Recourse Loans – The Recourse
Recourse loans get their name from the fact that lenders have power. They are allowed to go after you for amounts that you owe – even after they have taken collateral. If you default on a recourse loan, the lender can bring legal cases against you, garnish your wages, levy bank accounts, and try to collect the amount you owe.
A legal action to collect money after foreclosure is generally called a Deficiency Judgment.
- How Deficiency Judgments Work
- How Collateral Works
- Non-Recourse Loans
A non-recourse loan does not allow the lender to pursue anything other than collateral. For example, if you default on your non-recourse home loan, the bank can only foreclose on the home. They generally cannot take further legal actions against you. The bank is out of luck even if the sale proceeds do not repay the loan.
Non-recourse loans create the most risk for lenders. Because they can only collect the collateral – and nothing else, they want to see lower loan to value ratios to reduce their risk. These loans may have higher interest rates than recourse loans.
Identifying Loan Types
You should consult your attorney or tax adviser to be certain whether you have a recourse loan or a non-recourse loan. However, you can use the information below for discussion.

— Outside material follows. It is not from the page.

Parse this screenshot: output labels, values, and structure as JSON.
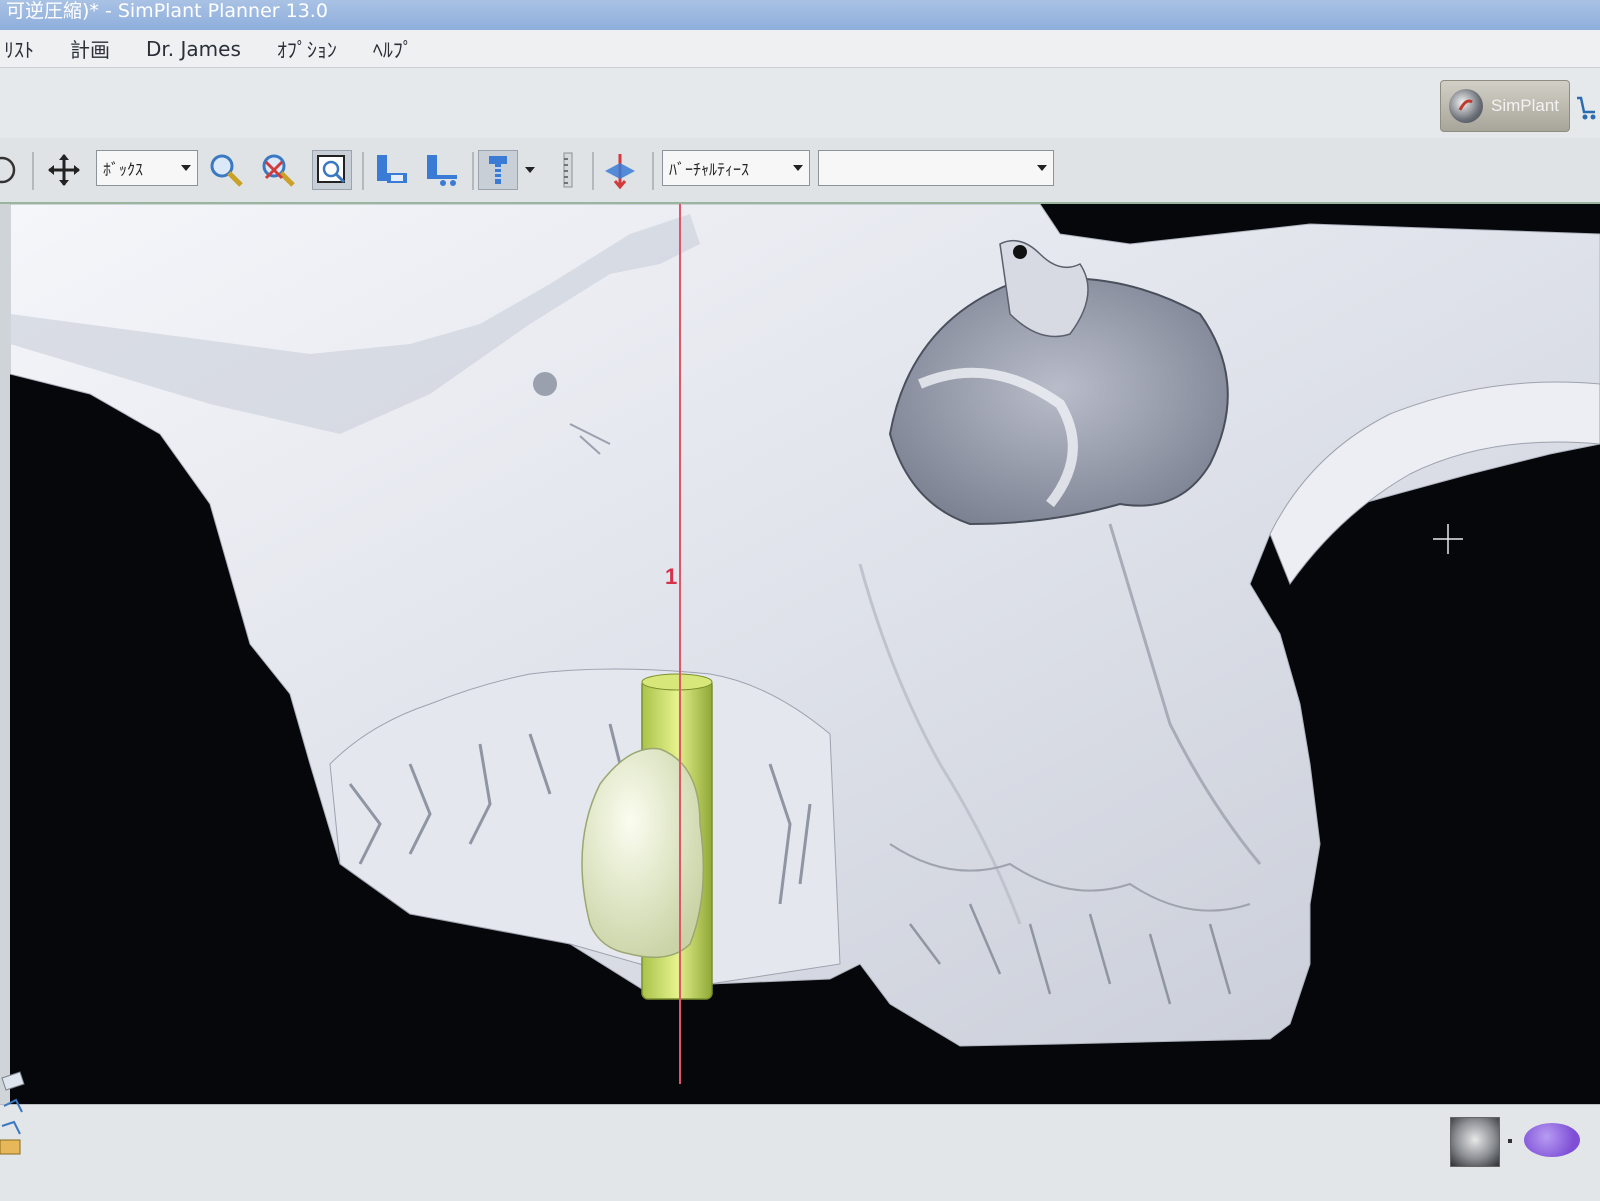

State laws often dictate whether a loan is a recourse loan or not. California is best known as a non-recourse loan state that makes it hard for lenders to sue. Some states give lenders flexibility in how they pursue defaults, but many lenders choose not to sue because defaulting borrowers often do not have much to sue for.
List of State Laws on Recourse Loans
Look up your state and see your country or state’s rules on deficiency judgments.
Refinances, second mortgages, and “cash out” transactions tend to create recourse loans.
Purchase loans for your primary residence are most likely non-recourse loans in non-recourse states.